Hi @carsonwang, thank you for your explanation.
My use-case is... I want to test for the Spark SQL implementation on RayDP - cause the current solution on Spark takes so much time to run. My data scientist works mainly on SQL - so migrating the solution into full Python and run-on Ray is hard.
For more details on my setup, I use the Init-script that is shared on this website to initialize the system. I also tried the single-node installation, but nothing works. Link: https://databricks.com/blog/2021/11/19/ray-on-databricks.html
Here is my sample code:
import sys; sys.stdout.fileno = lambda: False
import ray
import raydp
ray.init(address='auto')
spark = raydp.init_spark(
app_name = "myApp",
num_executors = 2,
executor_cores = 4,
executor_memory = "28GB"
)
And here is the error:
Exception Traceback (most recent call last)
<command-1007474167784282> in <module>
----> 1 spark = raydp.init_spark(
2 app_name = "myApp",
3 num_executors = 2,
4 executor_cores = 4,
5 executor_memory = "28GB"
/local_disk0/.ephemeral_nfs/envs/pythonEnv-c59a3514-65dc-4193-9978-669f48ca0e72/lib/python3.8/site-packages/raydp/context.py in init_spark(app_name, num_executors, executor_cores, executor_memory, configs)
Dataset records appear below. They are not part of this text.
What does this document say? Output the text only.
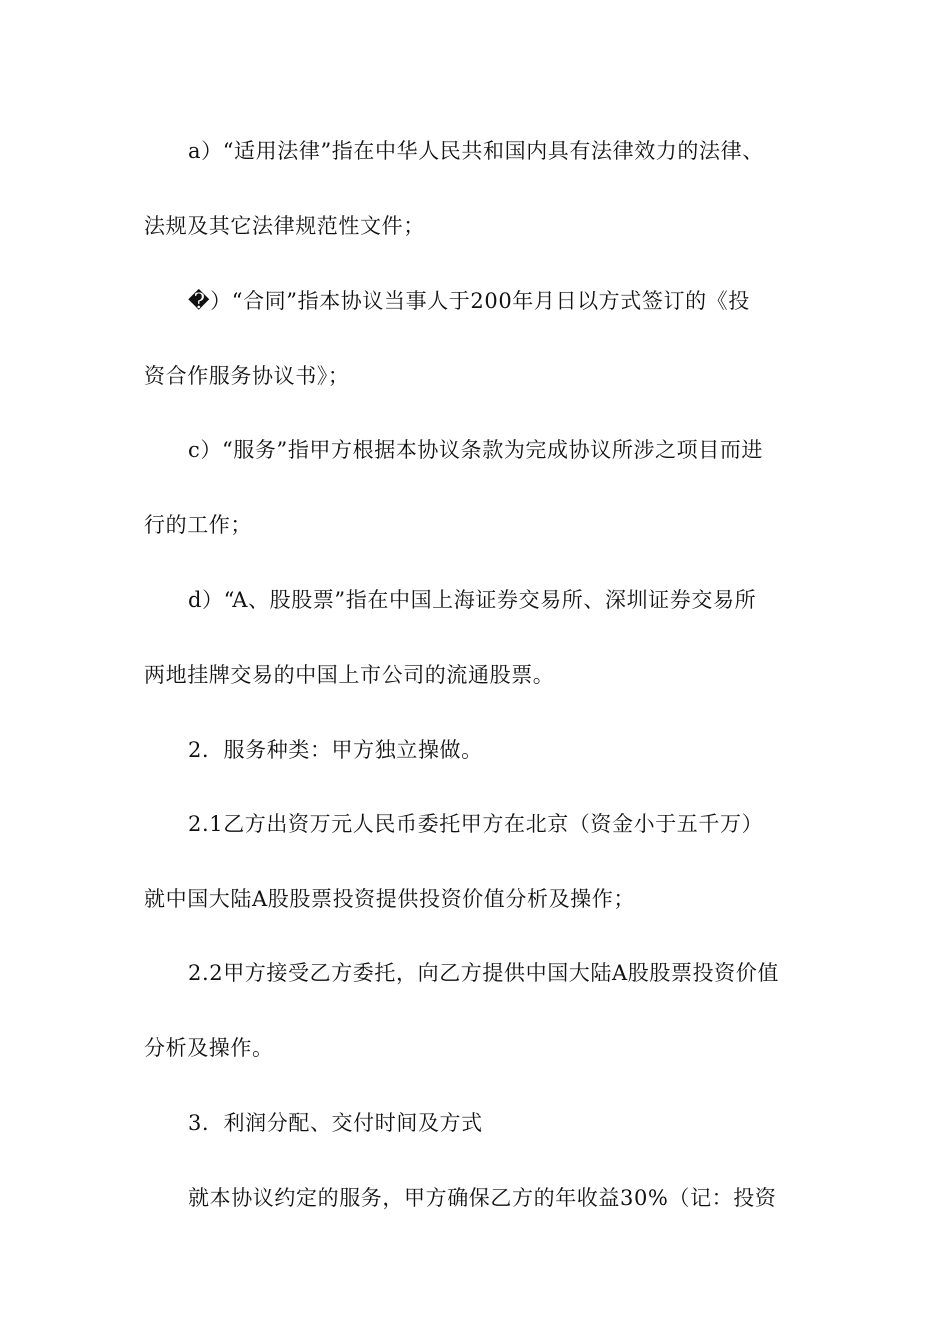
a）“适用法律”指在中华人民共和国内具有法律效力的法律、
法规及其它法律规范性文件；
�）“合同”指本协议当事人于200年月日以方式签订的《投
资合作服务协议书》；
c）“服务”指甲方根据本协议条款为完成协议所涉之项目而进
行的工作；
d）“A、股股票”指在中国上海证券交易所、深圳证券交易所
两地挂牌交易的中国上市公司的流通股票。
2．服务种类：甲方独立操做。
2.1乙方出资万元人民币委托甲方在北京（资金小于五千万）
就中国大陆A股股票投资提供投资价值分析及操作；
2.2甲方接受乙方委托，向乙方提供中国大陆A股股票投资价值
分析及操作。
3．利润分配、交付时间及方式
就本协议约定的服务，甲方确保乙方的年收益30%（记：投资
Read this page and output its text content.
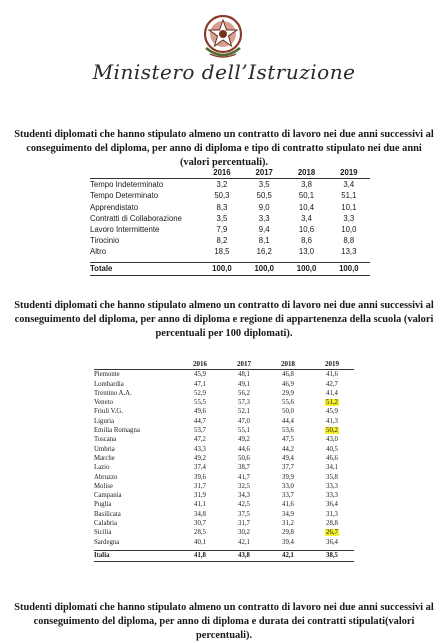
Ministero dell’Istruzione
Studenti diplomati che hanno stipulato almeno un contratto di lavoro nei due anni successivi al conseguimento del diploma, per anno di diploma e tipo di contratto stipulato nei due anni (valori percentuali).
	2016	2017	2018	2019
Tempo Indeterminato	3,2	3,5	3,8	3,4
Tempo Determinato	50,3	50,5	50,1	51,1
Apprendistato	8,3	9,0	10,4	10,1
Contratti di Collaborazione	3,5	3,3	3,4	3,3
Lavoro Intermittente	7,9	9,4	10,6	10,0
Tirocinio	8,2	8,1	8,6	8,8
Altro	18,5	16,2	13,0	13,3

Totale	100,0	100,0	100,0	100,0
Studenti diplomati che hanno stipulato almeno un contratto di lavoro nei due anni successivi al conseguimento del diploma, per anno di diploma e regione di appartenenza della scuola (valori percentuali per 100 diplomati).
	2016	2017	2018	2019
Piemonte	45,9	48,1	46,8	41,6
Lombardia	47,1	49,1	46,9	42,7
Trentino A.A.	52,9	56,2	29,9	41,4
Veneto	55,5	57,3	55,6	51,2
Friuli V.G.	49,6	52,1	50,0	45,9
Liguria	44,7	47,0	44,4	41,3
Emilia Romagna	53,7	55,1	53,6	50,2
Toscana	47,2	49,2	47,5	43,0
Umbria	43,3	44,6	44,2	40,5
Marche	49,2	50,6	49,4	46,6
Lazio	37,4	38,7	37,7	34,1
Abruzzo	39,6	41,7	39,9	35,8
Molise	31,7	32,5	33,0	33,3
Campania	31,9	34,3	33,7	33,3
Puglia	41,1	42,5	41,6	36,4
Basilicata	34,8	37,5	34,9	31,3
Calabria	30,7	31,7	31,2	28,8
Sicilia	28,5	30,2	29,8	26,7
Sardegna	40,1	42,1	39,4	36,4

Italia	41,8	43,8	42,1	38,5
Studenti diplomati che hanno stipulato almeno un contratto di lavoro nei due anni successivi al conseguimento del diploma, per anno di diploma e durata dei contratti stipulati(valori percentuali).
124 _global_spark_context = _SparkContext(
125 app_name, num_executors, executor_cores, executor_memory, configs)
--> 126 return _global_spark_context.get_or_create_session()
127 except:
128 _global_spark_context = None
/local_disk0/.ephemeral_nfs/envs/pythonEnv-c59a3514-65dc-4193-9978-669f48ca0e72/lib/python3.8/site-packages/raydp/context.py in get_or_create_session(self)
68 return self._spark_session
69 self.handle = RayDPConversionHelper.options(name=RAYDP_OBJ_HOLDER_NAME).remote()
---> 70 spark_cluster = self._get_or_create_spark_cluster()
71 self._spark_session = spark_cluster.get_spark_session(
72 self._app_name,
/local_disk0/.ephemeral_nfs/envs/pythonEnv-c59a3514-65dc-4193-9978-669f48ca0e72/lib/python3.8/site-packages/raydp/context.py in _get_or_create_spark_cluster(self)
61 if self._spark_cluster is not None:
62 return self._spark_cluster
---> 63 self._spark_cluster = SparkCluster(self._configs)
64 return self._spark_cluster
65
/local_disk0/.ephemeral_nfs/envs/pythonEnv-c59a3514-65dc-4193-9978-669f48ca0e72/lib/python3.8/site-packages/raydp/spark/ray_cluster.py in __init__(self, configs)
32 self._app_master_bridge = None
33 self._configs = configs
---> 34 self._set_up_master(None, None)
35 self._spark_session: SparkSession = None
36
/local_disk0/.ephemeral_nfs/envs/pythonEnv-c59a3514-65dc-4193-9978-669f48ca0e72/lib/python3.8/site-packages/raydp/spark/ray_cluster.py in _set_up_master(self, resources, kwargs)
38 # TODO: specify the app master resource
39 self._app_master_bridge = RayClusterMaster(self._configs)
---> 40 self._app_master_bridge.start_up()
41
42 def _set_up_worker(self, resources: Dict[str, float], kwargs: Dict[str, str]):
/local_disk0/.ephemeral_nfs/envs/pythonEnv-c59a3514-65dc-4193-9978-669f48ca0e72/lib/python3.8/site-packages/raydp/spark/ray_cluster_master.py in start_up(self, popen_kwargs)
52 return
53 extra_classpath = os.pathsep.join(self._prepare_jvm_classpath())
---> 54 self._gateway = self._launch_gateway(extra_classpath, popen_kwargs)
55 self._app_master_java_bridge = self._gateway.entry_point.getAppMasterBridge()
56 self._set_properties()
/local_disk0/.ephemeral_nfs/envs/pythonEnv-c59a3514-65dc-4193-9978-669f48ca0e72/lib/python3.8/site-packages/raydp/spark/ray_cluster_master.py in _launch_gateway(self, class_path, popen_kwargs)
116
117 if not os.path.isfile(conn_info_file):
--> 118 raise Exception("Java gateway process exited before sending its port number")
119
120 with open(conn_info_file, "rb") as info:
Exception: Java gateway process exited before sending its port number
hi @LAITRUNGMINHDUC , RayDP does not has its own SQL implementation for now, I think the performance would be very similar to vanilla spark. If you want to have better SQL performance, maybe you can try our another project, gazelle.
I can't identify the problem with the error you provide. Can you please run ps aux| grep raydp, and shutdown the related process(a java process, main class is AppMasterEntryPoint), then try again? And what's your ray and spark version?
close as stale